GABORONE, Feb. 5 — The mining sector’s contribution to the gross domestic product (GDP) of Botswana declined from 25 percent in 2008 to 18 percent in 2018, a Botswanan official said here on Monday.
Presenting the southern African country’s 2019 budget, Botswanan Finance and Economic Development Minister Kenneth Matambo said the contribution of the non-mining sector far outweighed that of the mining sector in 2018.
Botswana transformed dramatically over the years from one of the poorest countries in the world to an upper middle-income one due to revenues generated from the sale of its mineral resources, particularly diamonds.
However, Botswana’s domestic economy is projected to dwindle due to less revenues from diamond sales. Botswana’s domestic economy is forecast to grow by 4.2 percent in 2019 due to uncertainty in global markets.

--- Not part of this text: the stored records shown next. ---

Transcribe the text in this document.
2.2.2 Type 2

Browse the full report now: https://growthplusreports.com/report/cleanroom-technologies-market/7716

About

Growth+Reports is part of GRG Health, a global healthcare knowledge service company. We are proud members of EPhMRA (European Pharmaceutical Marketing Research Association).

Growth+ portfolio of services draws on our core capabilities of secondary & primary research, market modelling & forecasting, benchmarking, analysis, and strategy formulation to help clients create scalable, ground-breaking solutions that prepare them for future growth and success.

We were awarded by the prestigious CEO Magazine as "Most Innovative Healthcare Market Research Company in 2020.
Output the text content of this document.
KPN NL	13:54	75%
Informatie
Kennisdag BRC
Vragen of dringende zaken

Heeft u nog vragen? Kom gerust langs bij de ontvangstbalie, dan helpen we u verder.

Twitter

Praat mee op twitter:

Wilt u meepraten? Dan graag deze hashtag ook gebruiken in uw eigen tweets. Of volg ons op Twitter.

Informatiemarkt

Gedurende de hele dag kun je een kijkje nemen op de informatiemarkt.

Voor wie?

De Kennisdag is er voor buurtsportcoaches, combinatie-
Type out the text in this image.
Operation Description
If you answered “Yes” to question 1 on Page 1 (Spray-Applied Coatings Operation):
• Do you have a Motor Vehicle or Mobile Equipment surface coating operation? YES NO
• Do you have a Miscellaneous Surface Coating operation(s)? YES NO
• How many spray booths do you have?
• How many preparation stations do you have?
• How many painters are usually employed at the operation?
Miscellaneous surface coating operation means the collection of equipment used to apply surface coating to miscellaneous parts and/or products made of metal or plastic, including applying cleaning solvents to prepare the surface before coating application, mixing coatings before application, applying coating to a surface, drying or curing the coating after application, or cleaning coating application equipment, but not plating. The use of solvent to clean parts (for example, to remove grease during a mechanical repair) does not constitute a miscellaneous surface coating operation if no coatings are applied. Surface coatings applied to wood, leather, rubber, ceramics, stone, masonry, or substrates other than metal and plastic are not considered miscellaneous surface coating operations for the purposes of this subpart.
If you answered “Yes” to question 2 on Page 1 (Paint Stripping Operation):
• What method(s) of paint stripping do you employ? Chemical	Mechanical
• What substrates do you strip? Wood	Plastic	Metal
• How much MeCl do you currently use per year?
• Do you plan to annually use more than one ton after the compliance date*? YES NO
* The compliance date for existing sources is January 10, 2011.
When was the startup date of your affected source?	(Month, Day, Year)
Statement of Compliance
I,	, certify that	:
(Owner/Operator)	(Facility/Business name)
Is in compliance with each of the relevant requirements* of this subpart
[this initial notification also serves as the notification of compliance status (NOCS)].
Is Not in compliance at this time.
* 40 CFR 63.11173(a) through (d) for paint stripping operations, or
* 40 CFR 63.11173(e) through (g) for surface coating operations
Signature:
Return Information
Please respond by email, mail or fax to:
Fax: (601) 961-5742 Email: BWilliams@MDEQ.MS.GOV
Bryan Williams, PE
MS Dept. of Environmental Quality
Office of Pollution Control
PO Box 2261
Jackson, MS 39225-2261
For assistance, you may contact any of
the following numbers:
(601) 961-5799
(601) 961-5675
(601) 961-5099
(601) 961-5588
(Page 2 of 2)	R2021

“Mining sector’s share to the gross domestic product (GDP) declined from 25 percent in 2008 to 18 percent in 2018,” said Matambo when presenting a 675 million U.S. dollar budget proposal for the 2019 financial year.
Matambo said the mining sector’s decline is consistent with Botswana’s efforts to reduce the dependency of the economy on the mining sector, which is susceptible to external shocks.
“There is need to intensify efforts to diversify the country’s exports and government revenue sources. Diamond exports continue to dominate the trade account while mineral and customs revenues account for over two thirds of government revenues,” said Matambo.
The country’s dependency on one or two major commodities or sources has a systematic risk hence the Botswana government’s pledge to continue with efforts to diversify the economy in general and its exports, he added.
Over the years, Botswana has pursued specific strategies to promote economic growth through increasing employment and maintaining macroeconomic stability.